REMEMBRANCE DISPATCH NO. 13 HAS BEEN POSTED IN HOUSES TO COMMEMORATE GEOFFREY BOOTHBY (SCHOOL HOUSE 1909-1913) WHO WAS KILLED IN ACTION THIRTY FEET UNDER BELGIUM ON 28TH APRIL 1916.
Charles Geoffrey Boothby, known as Geoffrey, joined School House at the start of the Easter Term 1909. He quickly gained academic prizes and was a promising sportsman, winning events in the Athletic Sports as well as a place in the 1st XV. He was also a keen photographer.

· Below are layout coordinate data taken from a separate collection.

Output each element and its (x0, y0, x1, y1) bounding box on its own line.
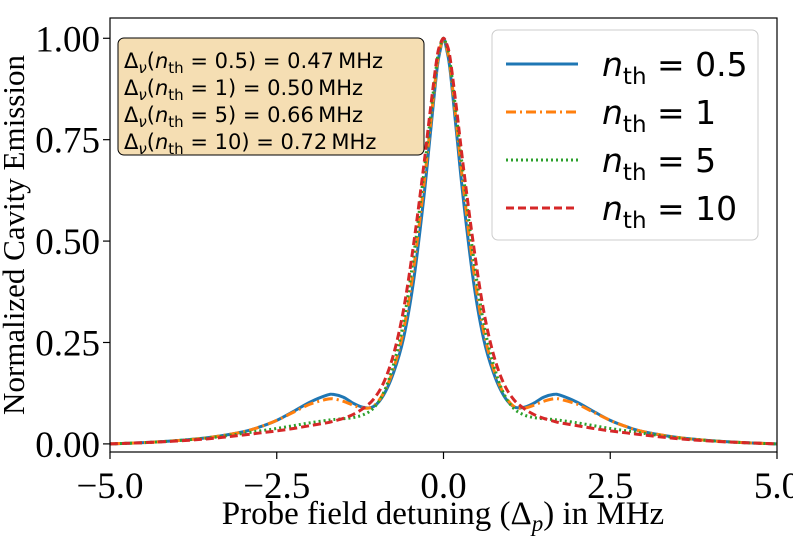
annotation-line-3: Δν(nth = 5) = 0.66 MHz (124, 103, 363, 131)
annotation-delta: Δ (124, 76, 139, 100)
x-axis-label: Probe field detuning (Δp) in MHz (222, 496, 664, 536)
annotation-line-2: Δν(nth = 1) = 0.50 MHz (124, 76, 363, 104)
x-axis-ticks: −5.0 −2.5 0.0 2.5 5.0 (76, 452, 793, 507)
annotation-value: = 10) = 0.72 MHz (184, 130, 377, 154)
legend-label-subscript: th (623, 160, 647, 186)
series-line-4 (109, 36, 778, 446)
x-tick-label: −2.5 (243, 466, 310, 507)
y-tick-label: 0.25 (35, 323, 100, 364)
annotation-nu-subscript: ν (138, 86, 146, 104)
y-tick-label: 1.00 (35, 19, 100, 60)
annotation-open-paren: ( (147, 76, 155, 100)
annotation-background (117, 37, 425, 156)
legend-label-subscript: th (623, 208, 647, 234)
annotation-delta: Δ (124, 49, 139, 73)
annotation-value: = 5) = 0.66 MHz (184, 103, 363, 127)
legend-label-value: = 5 (647, 141, 717, 180)
legend-label-subscript: th (623, 64, 647, 90)
legend-label-value: = 10 (647, 189, 738, 228)
x-axis-label-subscript: p (530, 511, 544, 536)
annotation-th-subscript: th (168, 113, 183, 131)
annotation-value: = 0.5) = 0.47 MHz (184, 49, 383, 73)
annotation-n: n (155, 49, 168, 73)
legend-label-4: nth = 10 (602, 189, 737, 234)
annotation-open-paren: ( (147, 103, 155, 127)
y-axis-ticks: 0.00 0.25 0.50 0.75 1.00 (35, 19, 110, 466)
annotation-th-subscript: th (168, 140, 183, 158)
annotation-th-subscript: th (168, 86, 183, 104)
series-layer (109, 36, 778, 446)
annotation-open-paren: ( (147, 130, 155, 154)
annotation-line-1: Δν(nth = 0.5) = 0.47 MHz (124, 49, 383, 77)
legend-label-value: = 1 (647, 93, 717, 132)
y-tick-label: 0.75 (35, 121, 100, 162)
x-tick-label: 2.5 (587, 466, 633, 507)
legend-label-2: nth = 1 (602, 93, 716, 138)
x-axis-label-tail: ) in MHz (543, 496, 664, 532)
annotation-delta: Δ (124, 103, 139, 127)
x-axis-label-main: Probe field detuning (Δ (222, 496, 532, 532)
legend-label-value: = 0.5 (647, 45, 748, 84)
annotation-line-4: Δν(nth = 10) = 0.72 MHz (124, 130, 376, 158)
legend-label-3: nth = 5 (602, 141, 716, 186)
series-line-2 (109, 36, 778, 446)
annotation-th-subscript: th (168, 59, 183, 77)
legend-label-base: n (602, 189, 623, 228)
legend-label-base: n (602, 93, 623, 132)
legend-label-subscript: th (623, 112, 647, 138)
y-axis-label: Normalized Cavity Emission (0, 55, 31, 415)
annotation-n: n (155, 103, 168, 127)
annotation-delta: Δ (124, 130, 139, 154)
y-tick-label: 0.00 (35, 425, 100, 466)
annotation-value: = 1) = 0.50 MHz (184, 76, 363, 100)
legend-background (491, 29, 759, 241)
legend-label-base: n (602, 141, 623, 180)
annotation-nu-subscript: ν (138, 59, 146, 77)
x-tick-label: −5.0 (76, 466, 143, 507)
legend-label-1: nth = 0.5 (602, 45, 748, 90)
legend-label-base: n (602, 45, 623, 84)
annotation-n: n (155, 76, 168, 100)
annotation-open-paren: ( (147, 49, 155, 73)
annotation-n: n (155, 130, 168, 154)
x-tick-label: 5.0 (754, 466, 793, 507)
annotation-nu-subscript: ν (138, 140, 146, 158)
y-tick-label: 0.50 (35, 222, 100, 263)
annotation-nu-subscript: ν (138, 113, 146, 131)
x-tick-label: 0.0 (420, 466, 466, 507)
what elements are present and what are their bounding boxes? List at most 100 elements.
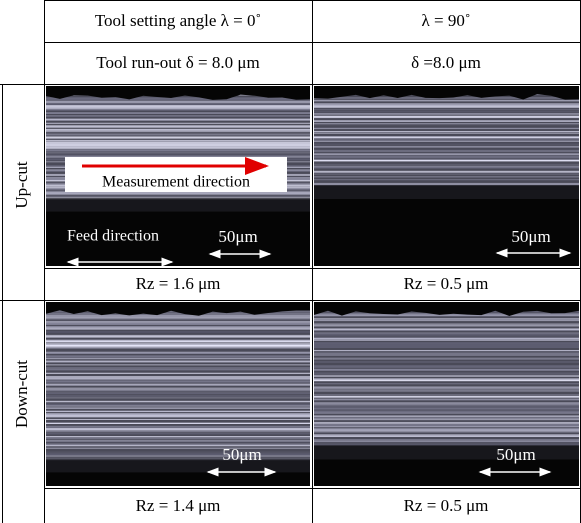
feed-mark: [314, 422, 579, 424]
rz-value: Rz = 1.4 μm: [136, 496, 221, 515]
feed-mark: [314, 390, 579, 391]
scale-label: 50μm: [496, 445, 535, 464]
header-cell: Tool setting angle λ = 0˚: [95, 11, 261, 30]
feed-mark: [46, 323, 310, 325]
feed-mark: [314, 404, 579, 405]
feed-mark: [314, 361, 579, 362]
feed-mark: [314, 123, 579, 124]
feed-mark: [46, 152, 310, 153]
feed-mark: [314, 394, 579, 395]
feed-mark: [46, 115, 310, 116]
feed-mark: [314, 179, 579, 180]
feed-mark: [46, 336, 310, 337]
feed-mark: [314, 358, 579, 360]
shadow: [314, 446, 579, 460]
shadow: [314, 185, 579, 199]
feed-mark: [46, 428, 310, 430]
feed-mark: [46, 196, 310, 197]
feed-mark: [314, 314, 579, 316]
scale-label: 50μm: [222, 445, 261, 464]
micrograph: [46, 302, 310, 486]
feed-mark: [46, 361, 310, 363]
feed-mark: [314, 396, 579, 398]
feed-mark: [46, 423, 310, 424]
feed-mark: [46, 120, 310, 121]
feed-mark: [46, 392, 310, 393]
header-cell: δ =8.0 μm: [411, 53, 481, 72]
feed-mark: [46, 396, 310, 397]
feed-mark: [46, 317, 310, 319]
feed-mark: [46, 119, 310, 120]
feed-mark: [46, 340, 310, 342]
feed-mark: [314, 128, 579, 129]
feed-mark: [314, 150, 579, 152]
feed-mark: [314, 155, 579, 158]
feed-mark: [46, 151, 310, 152]
feed-mark: [314, 372, 579, 374]
feed-mark: [314, 350, 579, 351]
feed-mark: [46, 437, 310, 439]
feed-mark: [46, 355, 310, 357]
feed-mark: [314, 375, 579, 376]
feed-mark: [46, 408, 310, 409]
measurement-label: Measurement direction: [102, 174, 250, 191]
feed-mark: [314, 320, 579, 321]
feed-mark: [314, 424, 579, 427]
feed-mark: [314, 344, 579, 346]
feed-mark: [314, 346, 579, 348]
feed-mark: [46, 448, 310, 449]
feed-mark: [314, 139, 579, 141]
feed-mark: [46, 378, 310, 380]
feed-mark: [46, 373, 310, 374]
feed-mark: [314, 408, 579, 410]
feed-mark: [314, 117, 579, 118]
feed-mark: [46, 397, 310, 398]
scale-label: 50μm: [218, 227, 257, 246]
feed-mark: [314, 380, 579, 382]
feed-mark: [314, 124, 579, 125]
feed-mark: [314, 330, 579, 332]
feed-mark: [46, 134, 310, 136]
feed-mark: [46, 401, 310, 402]
feed-mark: [314, 318, 579, 320]
feed-mark: [314, 174, 579, 175]
feed-mark: [46, 103, 310, 105]
feed-mark: [46, 445, 310, 446]
feed-mark: [46, 331, 310, 333]
feed-mark: [314, 167, 579, 169]
feed-mark: [314, 131, 579, 132]
feed-mark: [46, 405, 310, 408]
feed-mark: [314, 435, 579, 437]
feed-mark: [314, 111, 579, 112]
scale-label: 50μm: [511, 227, 550, 246]
feed-mark: [314, 434, 579, 435]
feed-mark: [314, 141, 579, 142]
feed-mark: [46, 430, 310, 432]
feed-mark: [46, 364, 310, 365]
feed-mark: [46, 441, 310, 442]
feed-mark: [314, 399, 579, 401]
feed-mark: [314, 133, 579, 134]
feed-mark: [314, 444, 579, 445]
feed-mark: [46, 142, 310, 144]
feed-mark: [46, 146, 310, 149]
header-cell: λ = 90˚: [422, 11, 471, 30]
rz-value: Rz = 0.5 μm: [404, 496, 489, 515]
feed-mark: [314, 146, 579, 148]
feed-mark: [314, 412, 579, 414]
feed-mark: [46, 369, 310, 370]
feed-mark: [314, 338, 579, 340]
feed-mark: [46, 140, 310, 142]
feed-mark: [314, 418, 579, 420]
feed-mark: [314, 171, 579, 173]
feed-mark: [46, 384, 310, 386]
feed-mark: [46, 433, 310, 434]
feed-mark: [314, 100, 579, 102]
feed-mark: [314, 369, 579, 371]
feed-mark: [46, 348, 310, 349]
rz-value: Rz = 0.5 μm: [404, 274, 489, 293]
feed-mark: [314, 441, 579, 442]
feed-mark: [46, 192, 310, 194]
feed-mark: [314, 340, 579, 341]
feed-mark: [314, 109, 579, 110]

After leaving school, Geoffrey studied at the Medical School in Birmingham, Geoffrey. He enlisted soon after war was declared and on Christmas Eve 1914 he was gazetted Second Lieutenant in the South Staffordshire Regiment.
While at the front, Geoffrey exchanged letters and poems with Edith Ainscow, the sister of a friend. The letters were discovered after Edith’s death in 1990 and published by her son, Arthur Stockwin, in a small volume that told the story of their “affair of letters”, Thirty-odd Feet Under Belgium.
Leaving for the front in July 1915, he wrote to her that he was “jolly lucky” to be going to France rather than be posted at home. He entered the trenches in the same month and undertook a short course to train as a mining officer with the Royal Engineers, taking part in defensive actions underground.
On 18th December 1915, Geoffrey celebrated his 21st birthday in the trenches and in the following January he was transferred to the 177th Tunnelling Company. On April 28th 1916 he was working below ground in a shaft 4 feet 6 inches wide and 2 feet 3 inches high. At 7.45am the enemy blew a camouflet, an underground explosion that did not break the surface.
With two other men, Second Lieutenant Charles Geoffrey Boothby was killed about thirty feet underground. His body was never recovered. He is remembered at Railway Wood near Hooge in Belgium and at the Lochnagar Crater as well as on the Christ College War Memorial.